So, what did this group of management and tech students do? Brainstormed their way into launching India's first backpackers' hostel which provides all the amenities at a neat price of Rs.499. Needless to say, Zostel has filled a big vacuum in the Indian hospitality industry and is doing exceedingly well.
Started in late 2013 by four students of the Indian Institute of Management (IIM)-Calcutta, two from the Indian Institute of Technology (IIT), and one from Gurgaon's Management Development Institute (MDI), Zostel has a presence in key tourist locations in Rajasthan (Jaipur, Jodhpur, Udaipur), Uttar Pradesh (Agra, Varanasi), Delhi and Goa.

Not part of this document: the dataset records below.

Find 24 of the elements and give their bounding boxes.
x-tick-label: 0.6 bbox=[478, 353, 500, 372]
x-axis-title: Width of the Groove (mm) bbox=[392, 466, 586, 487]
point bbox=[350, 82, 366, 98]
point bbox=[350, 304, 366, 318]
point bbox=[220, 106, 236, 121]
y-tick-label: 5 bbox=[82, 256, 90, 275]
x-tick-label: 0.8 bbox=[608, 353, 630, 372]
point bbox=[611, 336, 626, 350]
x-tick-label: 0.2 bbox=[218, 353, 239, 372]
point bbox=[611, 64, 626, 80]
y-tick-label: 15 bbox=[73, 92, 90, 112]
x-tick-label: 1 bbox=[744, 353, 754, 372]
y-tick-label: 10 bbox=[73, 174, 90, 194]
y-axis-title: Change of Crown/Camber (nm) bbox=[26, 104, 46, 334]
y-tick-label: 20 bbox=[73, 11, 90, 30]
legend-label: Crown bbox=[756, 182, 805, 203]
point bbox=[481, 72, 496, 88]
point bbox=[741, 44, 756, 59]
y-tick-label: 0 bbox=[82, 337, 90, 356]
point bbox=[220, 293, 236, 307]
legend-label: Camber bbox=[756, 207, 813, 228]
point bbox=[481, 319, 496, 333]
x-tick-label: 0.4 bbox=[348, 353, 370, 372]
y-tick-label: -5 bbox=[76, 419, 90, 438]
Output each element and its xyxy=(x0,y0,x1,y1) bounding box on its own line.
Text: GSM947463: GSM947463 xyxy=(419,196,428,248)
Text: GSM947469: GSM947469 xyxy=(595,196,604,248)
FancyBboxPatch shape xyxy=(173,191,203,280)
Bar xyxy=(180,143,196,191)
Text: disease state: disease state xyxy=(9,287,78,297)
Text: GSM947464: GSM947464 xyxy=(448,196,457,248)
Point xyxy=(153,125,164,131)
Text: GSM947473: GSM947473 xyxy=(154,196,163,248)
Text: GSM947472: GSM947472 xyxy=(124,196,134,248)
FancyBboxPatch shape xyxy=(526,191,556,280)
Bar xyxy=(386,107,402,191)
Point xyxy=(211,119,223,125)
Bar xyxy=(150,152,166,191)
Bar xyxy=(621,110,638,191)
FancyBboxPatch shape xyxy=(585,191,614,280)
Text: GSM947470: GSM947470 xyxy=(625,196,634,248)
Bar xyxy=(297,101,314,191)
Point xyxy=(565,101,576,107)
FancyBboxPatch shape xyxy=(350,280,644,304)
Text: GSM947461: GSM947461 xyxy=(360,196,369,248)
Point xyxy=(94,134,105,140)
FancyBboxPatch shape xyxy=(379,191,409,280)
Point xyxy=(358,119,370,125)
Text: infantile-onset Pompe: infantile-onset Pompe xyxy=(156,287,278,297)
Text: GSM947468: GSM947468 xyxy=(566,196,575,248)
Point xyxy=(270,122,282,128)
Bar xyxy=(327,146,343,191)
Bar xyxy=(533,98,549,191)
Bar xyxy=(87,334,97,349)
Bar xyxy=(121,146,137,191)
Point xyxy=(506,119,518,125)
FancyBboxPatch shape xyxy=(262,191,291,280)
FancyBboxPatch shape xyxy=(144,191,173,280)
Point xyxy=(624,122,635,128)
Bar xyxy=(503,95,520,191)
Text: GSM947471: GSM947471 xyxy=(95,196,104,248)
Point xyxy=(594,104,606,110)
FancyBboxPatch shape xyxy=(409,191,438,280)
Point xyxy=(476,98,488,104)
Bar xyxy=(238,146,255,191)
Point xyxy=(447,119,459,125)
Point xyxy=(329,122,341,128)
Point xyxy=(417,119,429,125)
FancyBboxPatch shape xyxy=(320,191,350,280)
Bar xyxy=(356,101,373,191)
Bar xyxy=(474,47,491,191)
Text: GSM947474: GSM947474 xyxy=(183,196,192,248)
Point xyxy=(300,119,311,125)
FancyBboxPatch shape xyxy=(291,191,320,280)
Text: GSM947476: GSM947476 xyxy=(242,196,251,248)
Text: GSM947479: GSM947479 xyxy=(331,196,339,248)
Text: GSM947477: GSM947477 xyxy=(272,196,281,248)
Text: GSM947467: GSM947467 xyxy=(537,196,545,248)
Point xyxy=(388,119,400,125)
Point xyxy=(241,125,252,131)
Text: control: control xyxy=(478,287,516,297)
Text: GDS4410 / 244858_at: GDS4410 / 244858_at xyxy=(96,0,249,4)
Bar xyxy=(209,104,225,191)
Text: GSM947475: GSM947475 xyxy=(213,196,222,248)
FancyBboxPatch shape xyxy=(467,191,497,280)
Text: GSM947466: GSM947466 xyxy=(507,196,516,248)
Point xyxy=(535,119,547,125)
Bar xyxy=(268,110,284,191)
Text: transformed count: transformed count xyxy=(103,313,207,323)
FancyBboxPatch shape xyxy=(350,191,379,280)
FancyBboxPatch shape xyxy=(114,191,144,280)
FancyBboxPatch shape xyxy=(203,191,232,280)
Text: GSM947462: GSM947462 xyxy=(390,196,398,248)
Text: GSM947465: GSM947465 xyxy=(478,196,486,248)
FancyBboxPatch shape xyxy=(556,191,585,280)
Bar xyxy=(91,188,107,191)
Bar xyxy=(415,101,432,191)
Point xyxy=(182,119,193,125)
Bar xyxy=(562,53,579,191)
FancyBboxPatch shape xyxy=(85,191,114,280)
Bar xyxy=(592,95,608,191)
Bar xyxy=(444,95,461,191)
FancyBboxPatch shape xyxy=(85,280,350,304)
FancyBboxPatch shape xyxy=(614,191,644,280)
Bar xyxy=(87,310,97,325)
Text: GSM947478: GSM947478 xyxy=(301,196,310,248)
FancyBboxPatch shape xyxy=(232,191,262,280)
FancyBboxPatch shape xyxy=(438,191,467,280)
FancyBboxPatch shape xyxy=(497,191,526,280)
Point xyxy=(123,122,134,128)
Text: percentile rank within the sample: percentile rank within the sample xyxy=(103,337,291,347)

And the list is getting longer.
In his 20s, Paavan Nanda, the MDI alumnus and co-founder of Zostel Hospitality Private Limited, said that they have a single motto: "Change the way India travels."
"Zostel is not just a pad to crash in. It aims to provide a holistic experience to travellers. The atmosphere is designed to be fun and cool. Boarders are encouraged to congregate in the common rooms which are equipped with playstations, board games, cards games and other modes of recreation. There are bonfires and music sessions in the evenings, and the staff also help travellers join guided tours in the city, book tickets, even plan their itinerary for excursions in nearby regions," Nanda told IANS.
At the given price, a traveller can avail a bed (usually a bunk bed) in an airconditioned dormitory, store luggage in a private locker and use the Wi-Fi and avail services of the community kitchen, library and common room. There are three-bed to 12-bed dorms, as well as private rooms for Rs.999. For women travellers there are all-girls' dorms too.
"Zostel is a market leader in its category. When we started out, the concept of a backpackers' hostel was still new in India and, therefore, 90 percent of our boarders were foreigners. But domestic demands soon surged. Now, the break-up between domestic and international guests is 50:50," Nanda said.
Encouraged by the response, he went on to say that there will be 40 new Zostels coming up in the next four months in key tourist locations across the country.
Of course the journey hasn't been a piece of cake for these youngsters.
"We bootstrapped it, to begin with," Nanda said, adding: "But we had education loans to pay off and we wanted to expand to other cities fast, so we had to enter the market".
So they decided to enter business-plan competitions where they would get a platform to present their ideas, fine-tune them and meet potential investors.
They participated in 14 such competitions, including one by the Richard Ivey School of Business, Canada; IIT-Bombay; and the Wharton India Economic Forum B-Plan contest and won all of them. They made Rs.40-Rs.50 lakh ($63,000-$78,000), all of which went into the business. Malaysia-based angel investor Presha Paragash also pitched in with Rs.5 crore.
The team has, however, not stopped at Zostel. Another initiative, Zo Rooms, which is in a similar space but with a different challenge - of good and reliable budget hotels - is their new baby.
"With the emergence of corporate travel and ever-increasing mobile penetration, India wants a reliable brand of budget hotels that is available at every locality within a city. We discovered that there was a high degree of uncertainty with unbranded hotels - wrong pictures, fake reviews, dicey booking statuses, non-functioning amenities and unhygienic surroundings," Nanda said.
According to Nanda, the budget hotel industry in India is short of 100,000 well-serviced rooms under Rs.2,000 per night.
"Zo Rooms started with a vision to clean this space and provide a suave, tech-savvy option of accommodation to today's youth. The four-month-old Zo Rooms has 120 hotels across 10 cities. Unlike other hotel chains, which offer a handful of properties in a city, Zo Rooms has a locality-level presence. This significantly reduces the guests' intra-city travel time. By December 2015 the company plans to have 1,000 plus hotels across 50 cities in India on its platform," he added.
As fresh graduates, Nanda admits, they have difficulty sourcing deals, negotiating prices of properties, and working out plans to expand pan-India.
"Our venture lies at the crossroads of technology and real estate. One is a sophisticated field, the other is considered dirty," Nanda said.
But with a team that's young, confident, and teeming with ideas there's hardly any challenge that will stop them.